この国、この土地に住まい、生きるなら、この風土で育った材を用いてくらすのが、きっと、最も理にかなっているはず。地産の良材をもとめる道のりは、奥会津・三島町の山々と、そこで森を守り、木と生きる地元の木挽(こびき)や杣人(そまびと)たちとの出会いにたどりつきました。
深山で森のいのちを潤した木は、人に見出され、人の手で、人の暮らしに寄り添う家具や家の「材」となります。例えば「栗」は、縄文の昔から様々に用いられました。現在、流通に乗らないため一般には使われませんが、粘りがあり水に強く、風土に適った良材で、木肌の優しい質感や変化に富む美しい木目も、私たちの感性に心地よくなじみます。
ラ・ビーダでは、家具製作で培った独自の経路で地場の材を仕入れています。

玄関扉には反りが少なく水に強いチーク材を、床や土台には粘りがあり水に強い、地場で伐る栗の無垢材を使用しています。これらはラ・ビーダの標準仕様です。
チーク材は敷居の溝のような場所にも利用します。

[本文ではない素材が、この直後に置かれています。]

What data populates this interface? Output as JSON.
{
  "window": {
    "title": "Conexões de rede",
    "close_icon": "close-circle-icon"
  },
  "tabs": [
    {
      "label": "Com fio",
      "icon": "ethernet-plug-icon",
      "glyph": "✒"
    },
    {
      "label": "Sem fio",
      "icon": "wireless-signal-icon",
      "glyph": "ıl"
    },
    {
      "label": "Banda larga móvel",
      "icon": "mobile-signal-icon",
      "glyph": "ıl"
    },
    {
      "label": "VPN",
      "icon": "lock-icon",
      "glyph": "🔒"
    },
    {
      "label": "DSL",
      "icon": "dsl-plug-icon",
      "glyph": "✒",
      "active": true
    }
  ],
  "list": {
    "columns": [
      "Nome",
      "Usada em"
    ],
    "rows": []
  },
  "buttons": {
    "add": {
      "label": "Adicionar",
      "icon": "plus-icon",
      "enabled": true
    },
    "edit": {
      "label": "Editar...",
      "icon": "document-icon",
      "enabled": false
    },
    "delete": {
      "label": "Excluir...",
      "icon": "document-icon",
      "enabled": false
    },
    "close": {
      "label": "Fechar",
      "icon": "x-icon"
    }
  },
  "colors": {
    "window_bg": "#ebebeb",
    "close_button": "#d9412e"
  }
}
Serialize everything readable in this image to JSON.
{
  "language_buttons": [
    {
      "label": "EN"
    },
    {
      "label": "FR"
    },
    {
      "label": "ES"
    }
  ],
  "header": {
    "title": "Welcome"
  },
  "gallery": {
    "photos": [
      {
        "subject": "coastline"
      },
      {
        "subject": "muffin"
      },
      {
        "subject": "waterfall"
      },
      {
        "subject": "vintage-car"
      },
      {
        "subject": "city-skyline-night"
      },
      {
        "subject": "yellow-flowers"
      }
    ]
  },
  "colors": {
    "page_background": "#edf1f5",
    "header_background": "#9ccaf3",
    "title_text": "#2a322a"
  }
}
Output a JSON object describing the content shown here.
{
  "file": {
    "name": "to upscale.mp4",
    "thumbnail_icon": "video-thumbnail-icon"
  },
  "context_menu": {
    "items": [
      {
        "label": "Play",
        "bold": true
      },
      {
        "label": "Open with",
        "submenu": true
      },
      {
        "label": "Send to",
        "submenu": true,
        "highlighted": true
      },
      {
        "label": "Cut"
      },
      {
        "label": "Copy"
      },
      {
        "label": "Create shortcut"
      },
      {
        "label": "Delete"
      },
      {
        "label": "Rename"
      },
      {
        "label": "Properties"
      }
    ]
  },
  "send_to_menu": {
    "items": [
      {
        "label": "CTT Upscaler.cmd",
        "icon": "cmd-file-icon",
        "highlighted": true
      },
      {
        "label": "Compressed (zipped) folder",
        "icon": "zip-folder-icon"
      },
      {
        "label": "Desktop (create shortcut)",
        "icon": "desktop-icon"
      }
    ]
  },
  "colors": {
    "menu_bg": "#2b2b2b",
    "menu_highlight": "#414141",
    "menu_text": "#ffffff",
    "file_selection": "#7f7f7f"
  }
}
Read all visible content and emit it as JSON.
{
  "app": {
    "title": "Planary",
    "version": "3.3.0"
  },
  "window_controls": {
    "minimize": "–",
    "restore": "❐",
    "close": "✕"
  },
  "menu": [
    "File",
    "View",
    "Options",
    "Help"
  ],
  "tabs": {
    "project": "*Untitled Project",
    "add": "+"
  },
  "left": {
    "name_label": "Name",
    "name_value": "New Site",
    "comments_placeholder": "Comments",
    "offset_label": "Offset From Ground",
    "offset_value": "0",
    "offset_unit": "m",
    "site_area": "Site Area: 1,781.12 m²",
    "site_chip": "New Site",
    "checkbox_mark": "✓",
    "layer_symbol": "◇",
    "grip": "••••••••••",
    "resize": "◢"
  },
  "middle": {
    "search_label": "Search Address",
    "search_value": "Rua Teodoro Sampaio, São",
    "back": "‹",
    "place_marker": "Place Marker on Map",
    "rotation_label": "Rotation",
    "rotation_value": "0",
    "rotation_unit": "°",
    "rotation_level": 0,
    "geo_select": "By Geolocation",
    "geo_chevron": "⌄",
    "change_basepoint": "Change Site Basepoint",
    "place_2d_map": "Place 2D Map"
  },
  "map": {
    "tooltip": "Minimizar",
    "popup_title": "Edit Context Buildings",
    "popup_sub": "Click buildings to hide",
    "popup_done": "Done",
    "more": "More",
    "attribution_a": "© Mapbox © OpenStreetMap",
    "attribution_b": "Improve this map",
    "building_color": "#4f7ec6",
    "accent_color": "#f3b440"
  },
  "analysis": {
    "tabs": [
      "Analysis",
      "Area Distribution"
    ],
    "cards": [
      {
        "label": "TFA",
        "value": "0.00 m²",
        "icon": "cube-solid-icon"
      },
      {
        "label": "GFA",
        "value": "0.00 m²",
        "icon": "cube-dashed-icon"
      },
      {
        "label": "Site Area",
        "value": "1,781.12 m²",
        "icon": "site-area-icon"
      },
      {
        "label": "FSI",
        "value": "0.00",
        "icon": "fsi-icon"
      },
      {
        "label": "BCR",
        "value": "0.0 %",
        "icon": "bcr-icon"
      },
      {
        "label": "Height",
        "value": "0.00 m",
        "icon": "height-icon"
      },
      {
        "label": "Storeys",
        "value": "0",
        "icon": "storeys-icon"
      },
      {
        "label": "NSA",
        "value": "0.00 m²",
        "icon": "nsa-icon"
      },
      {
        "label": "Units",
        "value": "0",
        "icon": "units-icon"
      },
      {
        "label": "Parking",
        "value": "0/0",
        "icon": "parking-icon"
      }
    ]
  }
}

これは、油分を含み滑りが良いという特性を合わせ待つ、チークという材を活かせばこその選択。家のすみずみまで、番匠と家具職人が丁寧に仕上げる。これもラ・ビーダの標準仕様です。
住まいのどこの部分にどの材を使用するか。住まいと真剣に向き合えば分かる「適材適所」のために、私たちが労を惜しむことはありません。そして、私たちが扱う大切な「材」を、経験により得た知識とともに活かすことは、木を扱い続ける私たちの役割だと考えます。